As emissões para o ar que tem impactes significativos na qualidade do ar ficam abrangidas por obrigações decorrentes do regime de emissões para o ar que, através do Título de Emissões para o Ar, determina as condições de monitorização e controlo a que estas ficam sujeitas.

Título de Emissões para o Ar (TEAR)

As instalações abrangidas pelo Regime de Emissões para o Ar devem ser detentoras de Título de Emissões para o Ar (TEAR).

O TEAR é a licença emitida, para um operador e relativa a uma instalação, que estabelece as condições, em matéria de emissões para o ar e da sua monitorização, a que a atividade da instalação tem de dar cumprimento e que faz parte integrante do Título Único Ambiental (TUA).

O TEAR é solicitado pelo operador e emitido globalmente para a instalação, fixando os requisitos para cada fonte de emissões para o ar da instalação.

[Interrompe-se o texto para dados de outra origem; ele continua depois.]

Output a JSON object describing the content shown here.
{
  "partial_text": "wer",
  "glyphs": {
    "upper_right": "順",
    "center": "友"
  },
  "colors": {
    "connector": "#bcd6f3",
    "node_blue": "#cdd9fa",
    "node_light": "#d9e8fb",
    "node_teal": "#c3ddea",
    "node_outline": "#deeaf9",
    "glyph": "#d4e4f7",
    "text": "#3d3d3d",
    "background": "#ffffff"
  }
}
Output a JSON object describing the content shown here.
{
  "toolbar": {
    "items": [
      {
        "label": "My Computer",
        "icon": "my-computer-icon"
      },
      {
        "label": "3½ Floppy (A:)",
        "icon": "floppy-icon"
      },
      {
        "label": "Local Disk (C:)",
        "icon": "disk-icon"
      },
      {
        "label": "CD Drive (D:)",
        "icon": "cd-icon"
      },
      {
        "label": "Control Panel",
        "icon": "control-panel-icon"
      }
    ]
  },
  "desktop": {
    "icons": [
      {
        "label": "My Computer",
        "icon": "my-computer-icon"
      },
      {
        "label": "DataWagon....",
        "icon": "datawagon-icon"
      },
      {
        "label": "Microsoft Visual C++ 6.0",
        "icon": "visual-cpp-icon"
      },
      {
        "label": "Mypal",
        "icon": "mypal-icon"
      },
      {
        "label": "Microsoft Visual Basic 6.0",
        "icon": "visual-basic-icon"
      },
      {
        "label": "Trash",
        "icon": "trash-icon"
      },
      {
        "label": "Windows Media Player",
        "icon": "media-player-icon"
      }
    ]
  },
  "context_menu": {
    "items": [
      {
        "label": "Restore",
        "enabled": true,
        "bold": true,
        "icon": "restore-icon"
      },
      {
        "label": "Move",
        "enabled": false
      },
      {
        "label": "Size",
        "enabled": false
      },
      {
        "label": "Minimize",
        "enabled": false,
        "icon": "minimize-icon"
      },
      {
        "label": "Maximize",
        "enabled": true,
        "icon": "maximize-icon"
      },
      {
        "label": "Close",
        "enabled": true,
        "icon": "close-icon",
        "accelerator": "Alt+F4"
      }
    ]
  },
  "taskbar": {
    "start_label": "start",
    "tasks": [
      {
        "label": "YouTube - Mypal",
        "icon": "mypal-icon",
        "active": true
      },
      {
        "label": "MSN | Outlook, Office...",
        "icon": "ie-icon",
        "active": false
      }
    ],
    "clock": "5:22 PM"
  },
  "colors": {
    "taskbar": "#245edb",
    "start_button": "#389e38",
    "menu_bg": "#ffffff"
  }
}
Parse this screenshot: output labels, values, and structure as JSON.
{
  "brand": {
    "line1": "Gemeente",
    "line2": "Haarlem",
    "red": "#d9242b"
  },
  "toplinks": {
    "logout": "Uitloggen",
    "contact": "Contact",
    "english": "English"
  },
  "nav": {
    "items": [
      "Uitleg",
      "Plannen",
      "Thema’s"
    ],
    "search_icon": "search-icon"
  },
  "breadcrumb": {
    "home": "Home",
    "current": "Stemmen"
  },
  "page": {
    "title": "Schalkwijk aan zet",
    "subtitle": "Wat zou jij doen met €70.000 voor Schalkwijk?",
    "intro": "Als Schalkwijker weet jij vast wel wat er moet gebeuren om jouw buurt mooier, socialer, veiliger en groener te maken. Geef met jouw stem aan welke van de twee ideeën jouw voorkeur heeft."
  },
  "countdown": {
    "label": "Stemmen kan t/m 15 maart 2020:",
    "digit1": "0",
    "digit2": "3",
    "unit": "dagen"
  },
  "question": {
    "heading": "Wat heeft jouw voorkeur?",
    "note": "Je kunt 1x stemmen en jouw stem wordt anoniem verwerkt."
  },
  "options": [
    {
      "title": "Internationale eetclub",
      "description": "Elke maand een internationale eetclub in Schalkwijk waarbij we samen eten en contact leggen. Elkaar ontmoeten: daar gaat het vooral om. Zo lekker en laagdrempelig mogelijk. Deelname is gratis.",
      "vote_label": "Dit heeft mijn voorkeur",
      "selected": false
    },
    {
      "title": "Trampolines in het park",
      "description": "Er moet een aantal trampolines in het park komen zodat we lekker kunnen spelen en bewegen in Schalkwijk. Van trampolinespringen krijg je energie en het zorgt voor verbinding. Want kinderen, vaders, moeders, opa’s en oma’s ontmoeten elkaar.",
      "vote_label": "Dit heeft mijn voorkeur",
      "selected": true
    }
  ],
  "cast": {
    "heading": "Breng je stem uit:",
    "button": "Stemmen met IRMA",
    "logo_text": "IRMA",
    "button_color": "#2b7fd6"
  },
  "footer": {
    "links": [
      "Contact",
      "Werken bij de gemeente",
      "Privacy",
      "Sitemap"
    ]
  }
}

Para a solicitação deste título o operador deverá recorrer à Plataforma Siliamb.

A emissão do TEAR compete à APA ou à CCDR da respetiva área de jurisdição, conforme as obrigações de monitorização em contínuo aplicáveis, que será integrado na decisão a proferir pela entidade licenciadora da atividade económica.

O controlo e prevenção das emissões de poluentes para o ar está definido no Decreto-Lei n.º 39/2018, de 11 de junho, que regula as emissões de poluentes provenientes de várias atividades económicas, que contribuem para a poluição atmosférica.

Registo COV

Com o objetivo de evitar e ou reduzir as emissões de compostos orgânicos voláteis (COV) para o ar resultantes das instalações e das atividades que utilizam solventes orgânicos, com consumos superiores a limiares de abrangência determinados, foi estabelecido um regime jurídico específico que integra o Capítulo V do Decreto-Lei n.º 127/2013, de 30 de agosto.

As instalações abrangidas por este regime legal ficam sujeitas a um procedimento de registo, devendo o operador notificar a Agência Portuguesa do Ambiente da informação definida para efeitos de registo nacional de COV.

O inventário das instalações e atividades que utilizam solventes orgânicos e estão abrangidas por este regime jurídico é disponibilizado ao público na página da Agência Portuguesa do Ambiente.